Living on a farm in Brightburn, Kansas, Kyle and Tori Breyer could not conceive a child. One day, a spaceship crash-landed in their premises. It contained a baby boy inside whom the Breyers adopted as their own, naming him Brandon. By the time he was 12 years old, Brandon began to show strange unpredictable behavior, becoming disrespectful and belligerent, and later, physically hurtful and violent.
The story of Brandon Breyer was so much like Clark Kent, a.k.a. Superman, whose spaceship landed on the farm of Jonathan and Martha Kent. However, while the discovery of superhuman abilities led Clark to good and help people, these powers led Brandon down a road of sinister behavior. "Brightburn" was an innovative yet very twisted take on a classic American story of ultimate good, turning it into one of evil horror.
The evil child had always been a trope of horror movies, but this one gives it an additional layer of science fiction for more punch. Brandon looked like a typical human boy, but he had uncommon alien abilities. Fifteen-year-old child actor Jackson A. Dunn who played Brandon had that certain unsettling look on his face that worked perfectly to bring about that feeling of dread in his scenes, even without that scary mask in mundane scenes.
The only actress I know by name in this film was Elizabeth Banks, who played Brandon's mother Tori. Being a typical mother role, Bank goes through all the stages of grief in this film when she discovered that her son was already becoming aware of his inhuman origin, for which Banks had given a most remarkable performance.
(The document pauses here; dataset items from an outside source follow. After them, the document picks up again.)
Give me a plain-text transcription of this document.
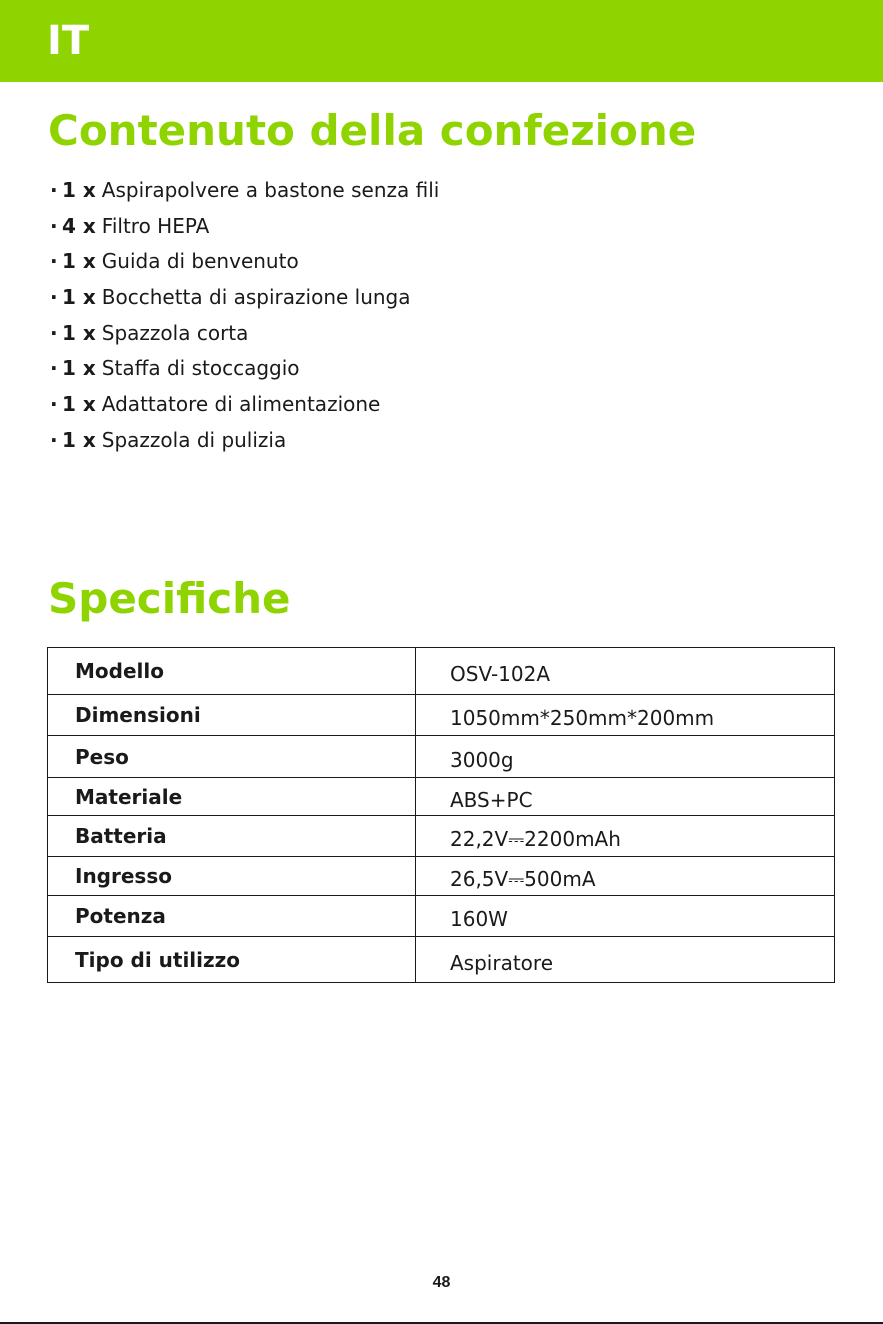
IT
Contenuto della confezione
· 1 x Aspirapolvere a bastone senza fili
· 4 x Filtro HEPA
· 1 x Guida di benvenuto
· 1 x Bocchetta di aspirazione lunga
· 1 x Spazzola corta
· 1 x Staffa di stoccaggio
· 1 x Adattatore di alimentazione
· 1 x Spazzola di pulizia
Specifiche
Modello	OSV-102A
Dimensioni	1050mm*250mm*200mm
Peso	3000g
Materiale	ABS+PC
Batteria	22,2V⎓2200mAh
Ingresso	26,5V⎓500mA
Potenza	160W
Tipo di utilizzo	Aspiratore
48
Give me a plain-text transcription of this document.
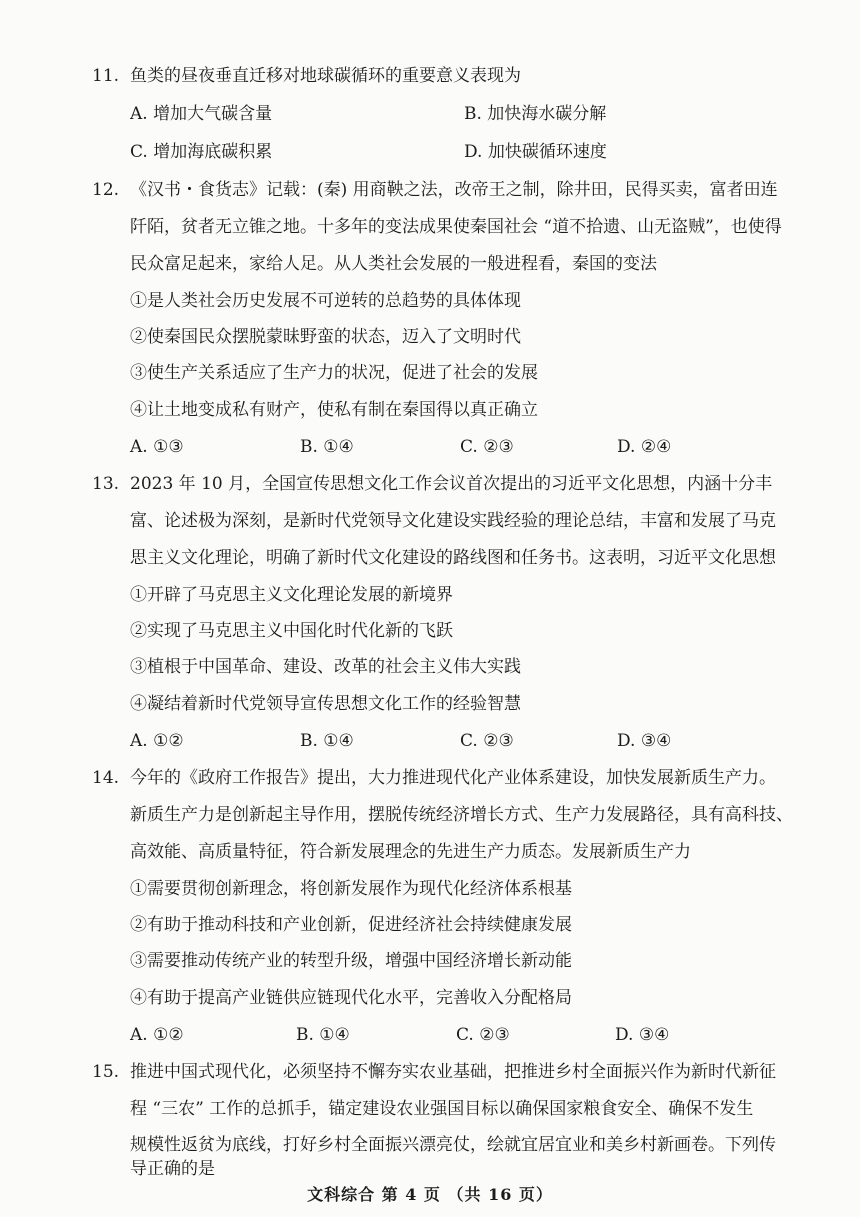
11. 鱼类的昼夜垂直迁移对地球碳循环的重要意义表现为
A. 增加大气碳含量	B. 加快海水碳分解
C. 增加海底碳积累	D. 加快碳循环速度
12. 《汉书・食货志》记载：(秦) 用商鞅之法，改帝王之制，除井田，民得买卖，富者田连
阡陌，贫者无立锥之地。十多年的变法成果使秦国社会 “道不拾遗、山无盗贼”，也使得
民众富足起来，家给人足。从人类社会发展的一般进程看，秦国的变法
①是人类社会历史发展不可逆转的总趋势的具体体现
②使秦国民众摆脱蒙昧野蛮的状态，迈入了文明时代
③使生产关系适应了生产力的状况，促进了社会的发展
④让土地变成私有财产，使私有制在秦国得以真正确立
A. ①③	B. ①④	C. ②③	D. ②④
13. 2023 年 10 月，全国宣传思想文化工作会议首次提出的习近平文化思想，内涵十分丰
富、论述极为深刻，是新时代党领导文化建设实践经验的理论总结，丰富和发展了马克
思主义文化理论，明确了新时代文化建设的路线图和任务书。这表明，习近平文化思想
①开辟了马克思主义文化理论发展的新境界
②实现了马克思主义中国化时代化新的飞跃
③植根于中国革命、建设、改革的社会主义伟大实践
④凝结着新时代党领导宣传思想文化工作的经验智慧
A. ①②	B. ①④	C. ②③	D. ③④
14. 今年的《政府工作报告》提出，大力推进现代化产业体系建设，加快发展新质生产力。
新质生产力是创新起主导作用，摆脱传统经济增长方式、生产力发展路径，具有高科技、
高效能、高质量特征，符合新发展理念的先进生产力质态。发展新质生产力
①需要贯彻创新理念，将创新发展作为现代化经济体系根基
②有助于推动科技和产业创新，促进经济社会持续健康发展
③需要推动传统产业的转型升级，增强中国经济增长新动能
④有助于提高产业链供应链现代化水平，完善收入分配格局
A. ①②	B. ①④	C. ②③	D. ③④
15. 推进中国式现代化，必须坚持不懈夯实农业基础，把推进乡村全面振兴作为新时代新征
程 “三农” 工作的总抓手，锚定建设农业强国目标以确保国家粮食安全、确保不发生
规模性返贫为底线，打好乡村全面振兴漂亮仗，绘就宜居宜业和美乡村新画卷。下列传
导正确的是
文科综合 第 4 页 （共 16 页）
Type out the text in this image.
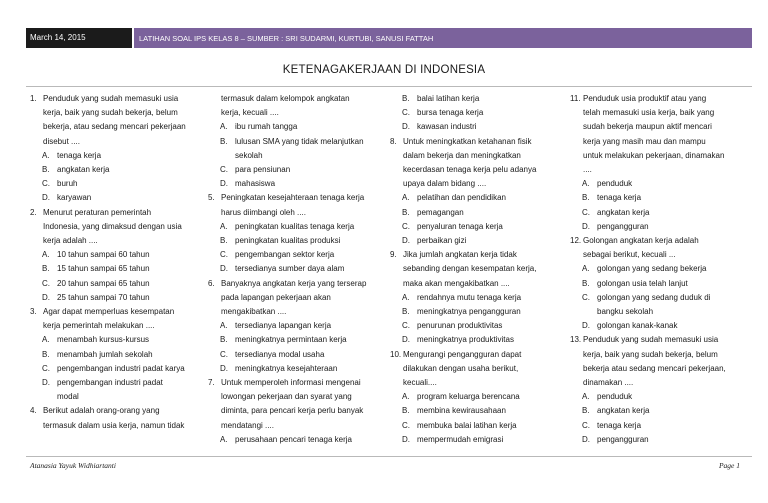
March 14, 2015	LATIHAN SOAL IPS KELAS 8 – SUMBER : SRI SUDARMI, KURTUBI, SANUSI FATTAH
KETENAGAKERJAAN DI INDONESIA
1. Penduduk yang sudah memasuki usia
kerja, baik yang sudah bekerja, belum
bekerja, atau sedang mencari pekerjaan
disebut ....
A. tenaga kerja
B. angkatan kerja
C. buruh
D. karyawan
2. Menurut peraturan pemerintah
Indonesia, yang dimaksud dengan usia
kerja adalah ....
A. 10 tahun sampai 60 tahun
B. 15 tahun sampai 65 tahun
C. 20 tahun sampai 65 tahun
D. 25 tahun sampai 70 tahun
3. Agar dapat memperluas kesempatan
kerja pemerintah melakukan ....
A. menambah kursus-kursus
B. menambah jumlah sekolah
C. pengembangan industri padat karya
D. pengembangan industri padat
modal
4. Berikut adalah orang-orang yang
termasuk dalam usia kerja, namun tidak
termasuk dalam kelompok angkatan
kerja, kecuali ....
A. ibu rumah tangga
B. lulusan SMA yang tidak melanjutkan
sekolah
C. para pensiunan
D. mahasiswa
5. Peningkatan kesejahteraan tenaga kerja
harus diimbangi oleh ....
A. peningkatan kualitas tenaga kerja
B. peningkatan kualitas produksi
C. pengembangan sektor kerja
D. tersedianya sumber daya alam
6. Banyaknya angkatan kerja yang terserap
pada lapangan pekerjaan akan
mengakibatkan ....
A. tersedianya lapangan kerja
B. meningkatnya permintaan kerja
C. tersedianya modal usaha
D. meningkatnya kesejahteraan
7. Untuk memperoleh informasi mengenai
lowongan pekerjaan dan syarat yang
diminta, para pencari kerja perlu banyak
mendatangi ....
A. perusahaan pencari tenaga kerja
B. balai latihan kerja
C. bursa tenaga kerja
D. kawasan industri
8. Untuk meningkatkan ketahanan fisik
dalam bekerja dan meningkatkan
kecerdasan tenaga kerja pelu adanya
upaya dalam bidang ....
A. pelatihan dan pendidikan
B. pemagangan
C. penyaluran tenaga kerja
D. perbaikan gizi
9. Jika jumlah angkatan kerja tidak
sebanding dengan kesempatan kerja,
maka akan mengakibatkan ....
A. rendahnya mutu tenaga kerja
B. meningkatnya pengangguran
C. penurunan produktivitas
D. meningkatnya produktivitas
10. Mengurangi pengangguran dapat
dilakukan dengan usaha berikut,
kecuali....
A. program keluarga berencana
B. membina kewirausahaan
C. membuka balai latihan kerja
D. mempermudah emigrasi
11. Penduduk usia produktif atau yang
telah memasuki usia kerja, baik yang
sudah bekerja maupun aktif mencari
kerja yang masih mau dan mampu
untuk melakukan pekerjaan, dinamakan
....
A. penduduk
B. tenaga kerja
C. angkatan kerja
D. pengangguran
12. Golongan angkatan kerja adalah
sebagai berikut, kecuali ...
A. golongan yang sedang bekerja
B. golongan usia telah lanjut
C. golongan yang sedang duduk di
bangku sekolah
D. golongan kanak-kanak
13. Penduduk yang sudah memasuki usia
kerja, baik yang sudah bekerja, belum
bekerja atau sedang mencari pekerjaan,
dinamakan ....
A. penduduk
B. angkatan kerja
C. tenaga kerja
D. pengangguran
Atanasia Yayuk Widhiartanti	Page 1
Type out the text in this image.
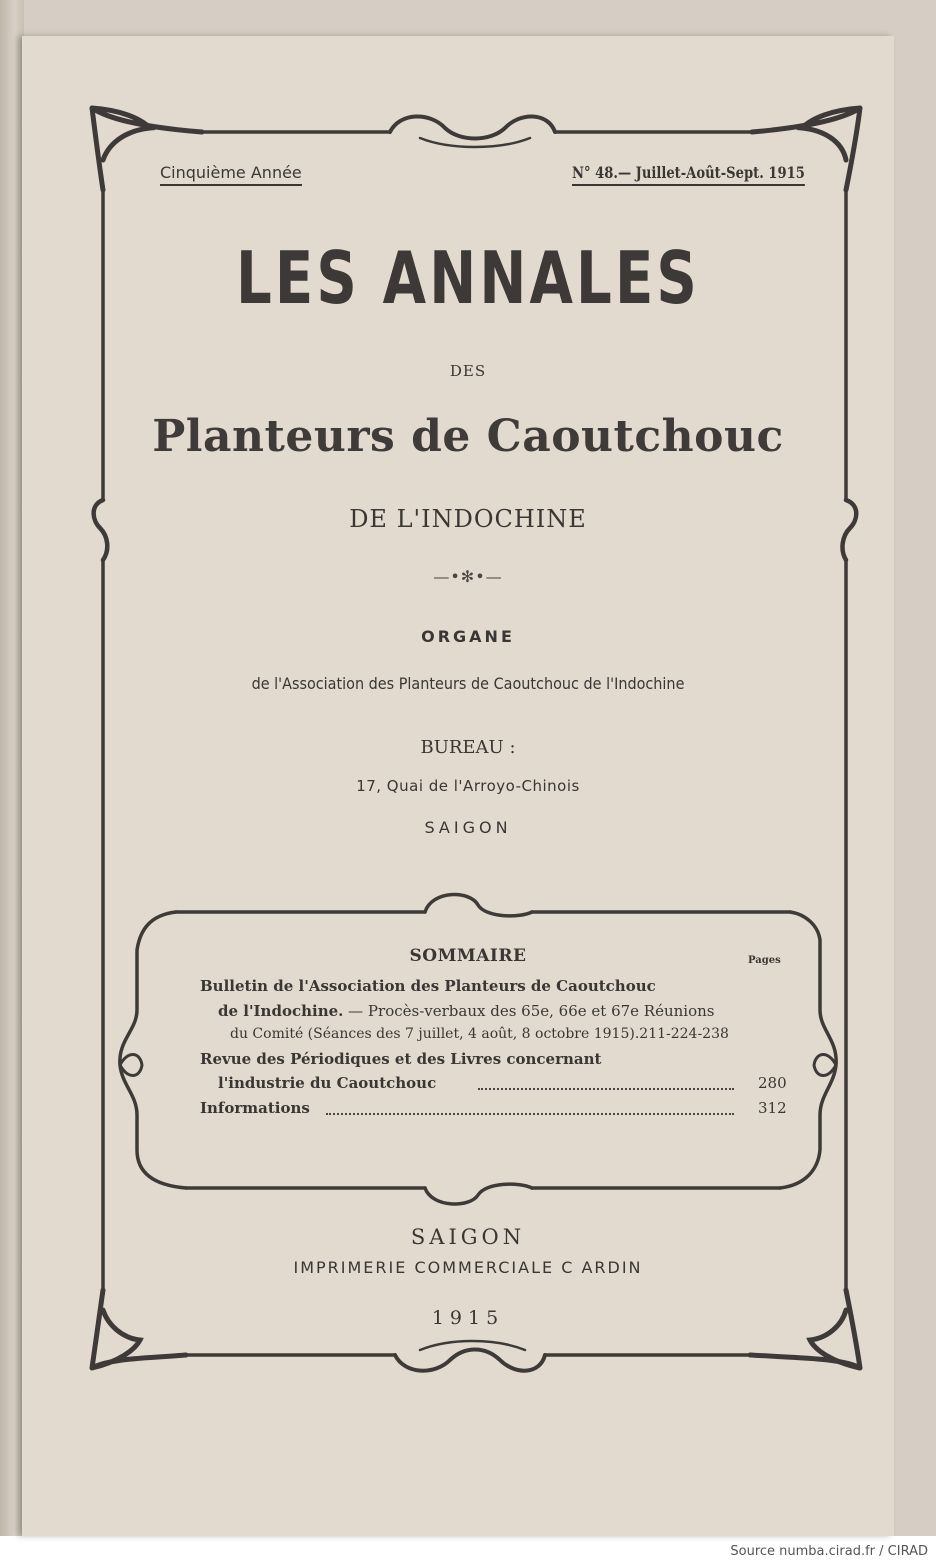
Cinquième Année	N° 48.— Juillet-Août-Sept. 1915
LES ANNALES
DES
Planteurs de Caoutchouc
DE L'INDOCHINE
—•✻•—
ORGANE
de l'Association des Planteurs de Caoutchouc de l'Indochine
BUREAU :
17, Quai de l'Arroyo-Chinois
SAIGON
SOMMAIRE	Pages
Bulletin de l'Association des Planteurs de Caoutchouc
de l'Indochine. — Procès-verbaux des 65e, 66e et 67e Réunions
du Comité (Séances des 7 juillet, 4 août, 8 octobre 1915).211-224-238
Revue des Périodiques et des Livres concernant
l'industrie du Caoutchouc	280
Informations	312
SAIGON
IMPRIMERIE COMMERCIALE C ARDIN
1915
Source numba.cirad.fr / CIRAD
She was a standout in this film where the supporting actors are merely adequate as they fall victim one by one to Brandon's growing evil, dying in ways more gory than the one before.
Overall, I thought this was a good horror film as the director David Yarovesky (who had previously worked with producer James Gunn in "Guardians of the Galaxy") set a good pace to keep things interesting and always unsettling. There were scenes when I could not bear to look at the screen in anticipation of what may happen to his poor target, as I am not really a fan of gore films (even if these may be benign for true gore fanatics.)
It is intriguing to discover how the filmmakers plan to spin this tale further with the promising ending.